- Чего бы ты хотел, чтоб я знал? - жаловался он. - Таскается, я и сам толком не представляю где, шьется с самыми худшими элементами, только что домой всего этого не тащит.
Если говорить о людях, то тут наверняка. Но что у него в ящиках стола, думаешь, мать знает? Или отец?
- Ты тоже не знаешь! - Ельский посмотрел Дикерту в глаза.
Разумеется, он переворачивал в комнате брата все вверх дном, но не постоянно же. Никакой от этого пользы, никакого спокойствия, так что ему не в чем было себя упрекнуть.
- Нет, - рассердился он. - Ну и что? В его комнате груда бумаг, кучи книг, так ведь нелегальную литературу не узнаешь по внешнему ее виду. Но-ты же знаешь нашу квартиру! Безнадежно. Тысячи комнат, антресолей, шкафы в коридорах. Бог ты мой! - И вдруг, уже не в силах скрывать дольше то, что его по-настоящему беспокоило, но не оттого, что беспокойство это сейчас так возросло, а оттого, что все остальное в этот миг ушло на задний план, он вздохнул: - Что теперь будет с моим Лондоном?
- Как это я мог позабыть об этом? - Ельский даже обозлился на себя.
Очень важно, чтобы Дикерт взял эту высоту. Это имеет значение для всей их группы. Мол, на такую должность опять подошел один из них. Тридцать пять лет, советник в посольстве, да еще где!

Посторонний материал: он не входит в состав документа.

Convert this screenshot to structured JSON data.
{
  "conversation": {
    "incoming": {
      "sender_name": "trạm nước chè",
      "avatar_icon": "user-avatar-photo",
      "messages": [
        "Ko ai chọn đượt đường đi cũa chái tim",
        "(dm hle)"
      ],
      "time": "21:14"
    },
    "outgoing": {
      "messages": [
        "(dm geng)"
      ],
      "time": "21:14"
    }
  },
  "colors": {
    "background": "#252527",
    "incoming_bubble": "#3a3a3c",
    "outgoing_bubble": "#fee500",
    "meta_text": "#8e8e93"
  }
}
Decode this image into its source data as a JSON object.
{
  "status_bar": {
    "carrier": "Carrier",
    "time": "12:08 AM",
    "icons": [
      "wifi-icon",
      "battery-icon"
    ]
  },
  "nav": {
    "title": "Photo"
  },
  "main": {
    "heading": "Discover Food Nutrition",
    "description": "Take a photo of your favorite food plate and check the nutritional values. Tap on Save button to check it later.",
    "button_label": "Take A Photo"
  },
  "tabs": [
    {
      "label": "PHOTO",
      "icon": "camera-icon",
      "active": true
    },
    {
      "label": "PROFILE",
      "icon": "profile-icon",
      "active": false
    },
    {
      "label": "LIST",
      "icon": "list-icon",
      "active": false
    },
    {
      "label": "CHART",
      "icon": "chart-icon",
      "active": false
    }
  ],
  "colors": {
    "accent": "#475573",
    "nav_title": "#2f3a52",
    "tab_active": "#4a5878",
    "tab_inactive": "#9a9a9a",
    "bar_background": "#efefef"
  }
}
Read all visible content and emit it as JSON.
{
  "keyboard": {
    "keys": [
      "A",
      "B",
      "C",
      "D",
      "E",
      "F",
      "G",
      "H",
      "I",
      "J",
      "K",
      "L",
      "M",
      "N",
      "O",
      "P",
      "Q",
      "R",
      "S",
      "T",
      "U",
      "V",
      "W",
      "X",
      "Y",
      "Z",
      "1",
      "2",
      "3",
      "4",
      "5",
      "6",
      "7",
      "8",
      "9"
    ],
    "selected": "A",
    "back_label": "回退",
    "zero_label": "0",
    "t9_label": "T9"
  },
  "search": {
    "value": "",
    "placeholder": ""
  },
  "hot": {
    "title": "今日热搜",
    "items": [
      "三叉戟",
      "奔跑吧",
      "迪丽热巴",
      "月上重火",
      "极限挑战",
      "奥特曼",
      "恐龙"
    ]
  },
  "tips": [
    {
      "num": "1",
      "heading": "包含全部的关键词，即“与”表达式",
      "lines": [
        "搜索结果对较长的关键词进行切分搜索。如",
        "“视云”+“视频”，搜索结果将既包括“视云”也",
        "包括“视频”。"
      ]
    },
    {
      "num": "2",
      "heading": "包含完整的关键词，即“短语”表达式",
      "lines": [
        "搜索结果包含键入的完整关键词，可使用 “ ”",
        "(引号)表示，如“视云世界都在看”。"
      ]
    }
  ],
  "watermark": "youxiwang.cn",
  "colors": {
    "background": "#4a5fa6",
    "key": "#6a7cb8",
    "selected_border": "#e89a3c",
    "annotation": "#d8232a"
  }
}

- Видишь, - опечалился Дикерт, - до сих пор мне нечего было поставить в вину. Отец в политику не вмешивался. Я! Весь университет прошел без пятнышка! Не влез ни в одно правление, не запачкался никакой дружбой. А он взял и все это пустил по ветру. - Дикерт преувеличивал и сам знал об этом. Ельский, которому надо было бы его утешить, молчал. Дикерт поторопил его: - Как ты думаешь?

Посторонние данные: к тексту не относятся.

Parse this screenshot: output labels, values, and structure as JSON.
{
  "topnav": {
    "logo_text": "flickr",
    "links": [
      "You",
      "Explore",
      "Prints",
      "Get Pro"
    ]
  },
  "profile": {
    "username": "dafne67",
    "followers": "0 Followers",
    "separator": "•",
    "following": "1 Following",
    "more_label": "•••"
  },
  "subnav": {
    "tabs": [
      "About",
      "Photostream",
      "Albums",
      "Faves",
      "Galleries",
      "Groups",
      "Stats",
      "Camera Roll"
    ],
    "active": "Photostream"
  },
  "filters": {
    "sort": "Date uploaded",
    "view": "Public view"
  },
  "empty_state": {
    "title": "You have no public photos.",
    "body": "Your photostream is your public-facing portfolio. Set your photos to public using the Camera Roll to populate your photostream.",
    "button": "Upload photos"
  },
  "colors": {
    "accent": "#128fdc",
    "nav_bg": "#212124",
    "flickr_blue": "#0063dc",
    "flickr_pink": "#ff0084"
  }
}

Ельский думал о встреченном в поезде Козице. Тот как-то по-иному расставлял братьев. Сказал тогда, что его специальность-исследовать пути проникновения коммунистических идей в учреждения. Если у министерства возникнут сомнения относительно Дикерта, то именно у Козица спросят, как обстоят дела. И тут-то, поскольку советник Дикерт вызывал у того отвращение, он выставит его в наилучшем виде. А теперь? Может, ради смеха поведать Дикерту то, что он знает? В общем-то, можно, только не стоит называть фамилию.

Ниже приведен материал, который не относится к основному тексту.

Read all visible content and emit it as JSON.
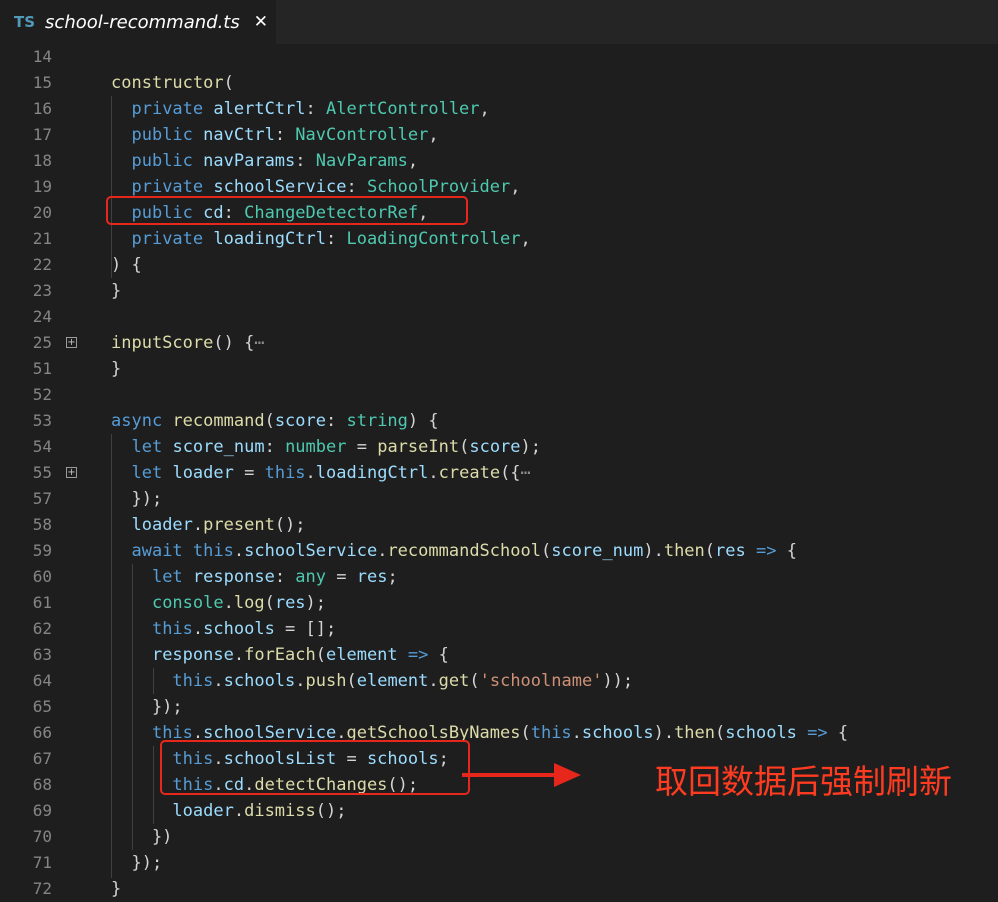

- В генеральном штабе с этой точки зрения ты на хорошем счету, - уверил Ельский своего друга и прибавил: - Хотя там и интересуются твоим братом.
Дикерт растрогался всем сердцем, как это бывает с сентиментальными людьми, когда они становятся свидетелями торжества справедливости. Да еще в таких сложных обстоятельствах!
Нежность захлестнула его. Подобное мнение всего еще не решало, так что радость его объяснялась не тем, что, значит, назначение у него уже в кармане. То мнение влияет как бы косвенно. Это правда!
Но и не тому он радовался. Не было никакой конкретной причины. Просто возросла уверенность, что атмосфера вокруг него чиста, что старания всей жизни приносят свои плоды, что трясина, которой он всегда так остерегался, затянет не его. И эта благодарность, бескорыстная, лишь за одно то, что знающие люди выносят справедливый приговор, и растроганное удивление осязаемостью правды, что порядочность окупается, сделали Дикерта лучше. Он уже не помнил о своих страхах, позабыл думать о несправедливости и дрожащим голосом горячо попросил:
- И непременно добейся, чтобы его не били!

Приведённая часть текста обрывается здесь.